Apartment hunting is stressful enough as a couple, but it’s all the more so when you’ve been charged with the responsibility of finding a home for you and your boo – ALL ALONE. But, hey, being in a relationship is all about picking up the slack when your No. 1 is down for the count or unable to help.
It’s not fun to go it alone, but with some forward thinking and lots of communication, it is possible to find a place on your own that you both will love. I know because with my fiancée out of commission due to a consuming work project this past summer, I made our move happen all by myself. Here’s how.
Talk Before You Look
You may be the primary apartment hunter, but your partner is going to be living and paying rent, too. It’s important to make sure you’re on the same page before you look for apartments so when all is said and done both of you are happy. For my fiancée and I, that meant outlining the following:
- Ideal neighborhoods
- Maximum commute times
- Maximum budget for rent
- Apartment deal makers
- Apartment deal breakers
You might assume you two are on the same page (this is BAE we’re talking about, after all), but where you live is a big deal, so it’s better to err on the side of caution. For example, I had no idea taking the bus to work would have been a deal-breaker for my fiancée until much later in my hunt than I would have liked!
Communicate Throughout the Process
Keep your partner in the loop as things develop. Even if they aren’t there to help, they might be able to provide some valuable outsider input.
When I traveled to our new city alone to look at apartments, I took lots of photos at each viewing and noted the pros and cons of each place. At the end of the day, I’d shoot off an email to my partner with all the photos and then jump on the phone to talk her through each place. She was able to point out things that I overlooked in person, whether because I was being swayed by an overly friendly broker or was too star struck by some gorgeous crown molding to notice the location wasn’t ideal.
Be Ready to Act
Finding an apartment in the city can be a cutthroat, fast-moving process. Agree early on that if the person doing the legwork finds “the one,” he or she has permission to jump for it immediately. Having the license to commit on the spot is what secured us the place of our dreams. There had been several interested people who viewed the apartment before me, but because I had gotten the OK to act fast from my partner, I could make an offer immediately.

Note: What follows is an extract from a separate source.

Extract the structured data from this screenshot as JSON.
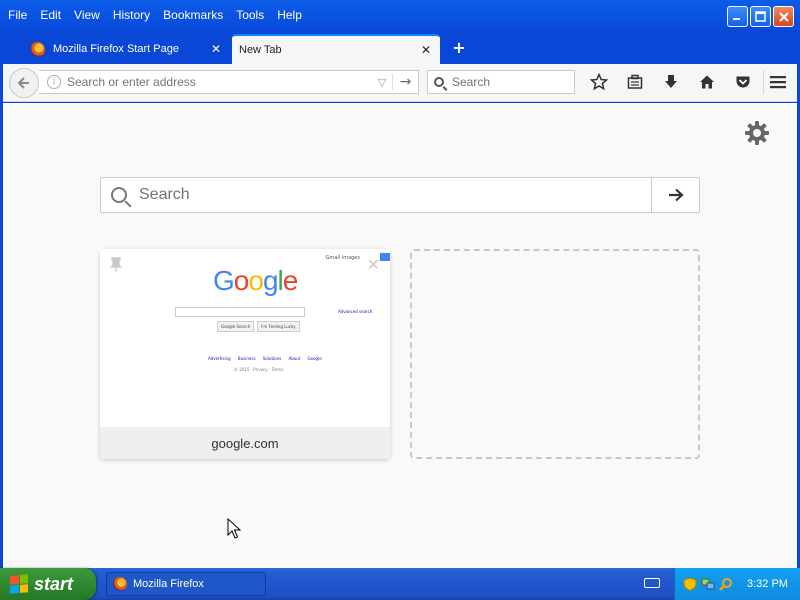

Being ready to jump on a new place means being prepared to fill out the application then and there. While apartment hunting, I went to each viewing with a folder containing all documentation required to complete applications for the both of us, including the following:
- Both of our recent bank statements
- Letters of recommendation from past landlords
- Employment verification letters for both my partner and me
I also kept a copy of our domestic partnership certificate with me in case there was any question about our commitment and my authority to apply on my fiancée’s behalf. This preparedness meant I was able to jump when I found the right place.
Use the Power of the Internet
We all use StreetEasy, Naked Apartments, and even Craiglist (in moments of desperation) when we’re looking for apartments. But the internet can also help you after you find the perfect place – especially when one of you can’t sign your lease in person. Our new landlord was sensitive to the fact that my partner needed to sign from afar and therefore facilitated our lease signing process through DocuSign, a web application that allows multi-person parties to access documents remotely and execute contracts online. If you’re in a similar boat, don’t be shy about asking your new landlord if this is a possibility.
If a program like DocuSign isn’t an option, use the public library. For a small fee (definitely cheaper than Kinko’s or the UPS store), most libraries will let you scan and email your documents. It’ll take a few steps to get all the signatures in place, but it’s doable when you’re in a bind and just trying to #getitdone.